Pulsed Fusion Space Propulsion

Abstract

Verifying the working principle of a magnetic flux compression reaction chamber might be crucial for the development of pulsed fusion propulsion: a system that has been projected to possibly revolutionise manned space exploration. For that purpose, an exhaustive computational MHD analysis is a necessary step. This master thesis investigated the possibility of using PLUTO to estimate the ideal-MHD of a multi-coil parabolic reaction chamber. PLUTO is a freely-distributed and modular code for computational astrophysics that, although not originally programmed for engineering applications, has demonstrated great adaptation capabilities: implementing the boundary conditions to effectively emulate a magnetic flux compression reaction chamber has eventually been possible. Besides, the attained results are in accordance with theoretical projections and previous numerical analyses.
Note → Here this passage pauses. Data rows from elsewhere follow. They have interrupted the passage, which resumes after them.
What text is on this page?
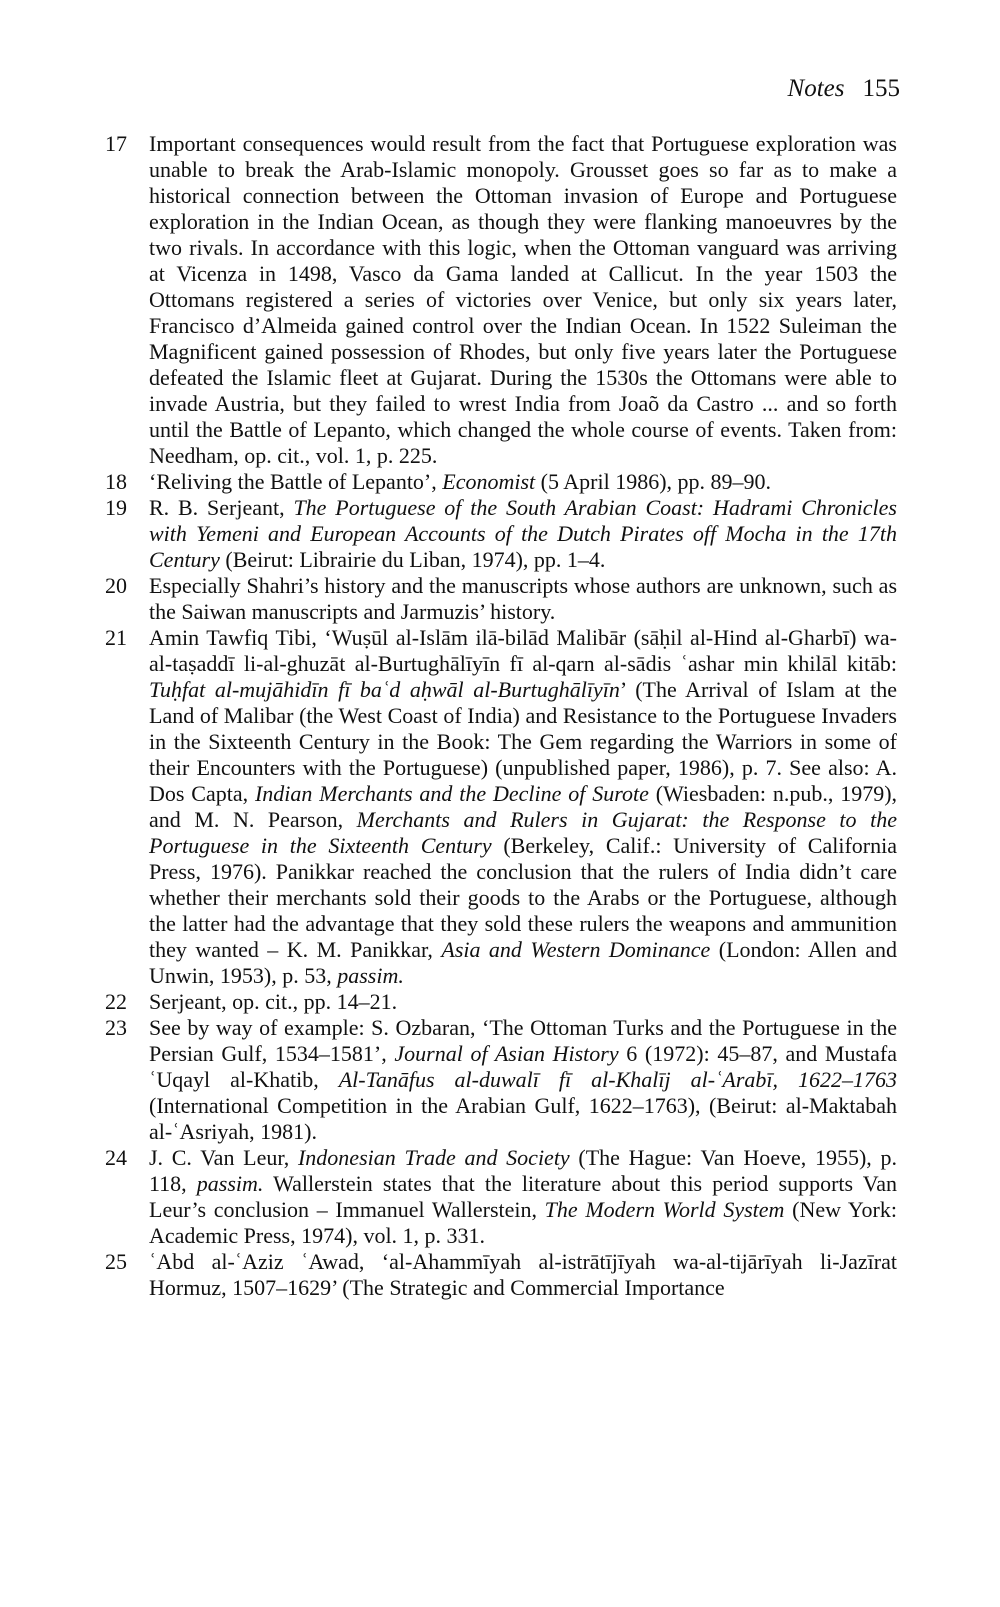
Notes 155
17	Important consequences would result from the fact that Portuguese exploration was unable to break the Arab-Islamic monopoly. Grousset goes so far as to make a historical connection between the Ottoman invasion of Europe and Portuguese exploration in the Indian Ocean, as though they were flanking manoeuvres by the two rivals. In accordance with this logic, when the Ottoman vanguard was arriving at Vicenza in 1498, Vasco da Gama landed at Callicut. In the year 1503 the Ottomans registered a series of victories over Venice, but only six years later, Francisco d’Almeida gained control over the Indian Ocean. In 1522 Suleiman the Magnificent gained possession of Rhodes, but only five years later the Portuguese defeated the Islamic fleet at Gujarat. During the 1530s the Ottomans were able to invade Austria, but they failed to wrest India from Joaõ da Castro ... and so forth until the Battle of Lepanto, which changed the whole course of events. Taken from: Needham, op. cit., vol. 1, p. 225.
18	‘Reliving the Battle of Lepanto’, Economist (5 April 1986), pp. 89–90.
19	R. B. Serjeant, The Portuguese of the South Arabian Coast: Hadrami Chronicles with Yemeni and European Accounts of the Dutch Pirates off Mocha in the 17th Century (Beirut: Librairie du Liban, 1974), pp. 1–4.
20	Especially Shahri’s history and the manuscripts whose authors are unknown, such as the Saiwan manuscripts and Jarmuzis’ history.
21	Amin Tawfiq Tibi, ‘Wuṣūl al-Islām ilā-bilād Malibār (sāḥil al-Hind al-Gharbī) wa-al-taṣaddī li-al-ghuzāt al-Burtughālīyīn fī al-qarn al-sādis ʿashar min khilāl kitāb: Tuḥfat al-mujāhidīn fī baʿd aḥwāl al-Burtughālīyīn’ (The Arrival of Islam at the Land of Malibar (the West Coast of India) and Resistance to the Portuguese Invaders in the Sixteenth Century in the Book: The Gem regarding the Warriors in some of their Encounters with the Portuguese) (unpublished paper, 1986), p. 7. See also: A. Dos Capta, Indian Merchants and the Decline of Surote (Wiesbaden: n.pub., 1979), and M. N. Pearson, Merchants and Rulers in Gujarat: the Response to the Portuguese in the Sixteenth Century (Berkeley, Calif.: University of California Press, 1976). Panikkar reached the conclusion that the rulers of India didn’t care whether their merchants sold their goods to the Arabs or the Portuguese, although the latter had the advantage that they sold these rulers the weapons and ammunition they wanted – K. M. Panikkar, Asia and Western Dominance (London: Allen and Unwin, 1953), p. 53, passim.
22	Serjeant, op. cit., pp. 14–21.
23	See by way of example: S. Ozbaran, ‘The Ottoman Turks and the Portuguese in the Persian Gulf, 1534–1581’, Journal of Asian History 6 (1972): 45–87, and Mustafa ʿUqayl al-Khatib, Al-Tanāfus al-duwalī fī al-Khalīj al-ʿArabī, 1622–1763 (International Competition in the Arabian Gulf, 1622–1763), (Beirut: al-Maktabah al-ʿAsriyah, 1981).
24	J. C. Van Leur, Indonesian Trade and Society (The Hague: Van Hoeve, 1955), p. 118, passim. Wallerstein states that the literature about this period supports Van Leur’s conclusion – Immanuel Wallerstein, The Modern World System (New York: Academic Press, 1974), vol. 1, p. 331.
25	ʿAbd al-ʿAziz ʿAwad, ‘al-Ahammīyah al-istrātījīyah wa-al-tijārīyah li-Jazīrat Hormuz, 1507–1629’ (The Strategic and Commercial Importance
However, the outcomes pointed out that ideal-MHD could be an over-simplified model: relativistic conditions, that are not properly reproduced by the ideal-MHD equations, have been identified in several locations of the computational domain. In addition, some aspects of the real system physics have yet to be thoroughly investigated as well as mathematically described. Therefore, further investigations are required. According to this research, no other computational analyses of a multi-coil parabolic reaction chamber (i.e. the latest and most promising magnetic flux compression reaction chamber concept) have been found in the literature. Therefore, the results hereby reported contribute to the body of knowledge of plasma physics and nuclear fusion applied to space propulsion.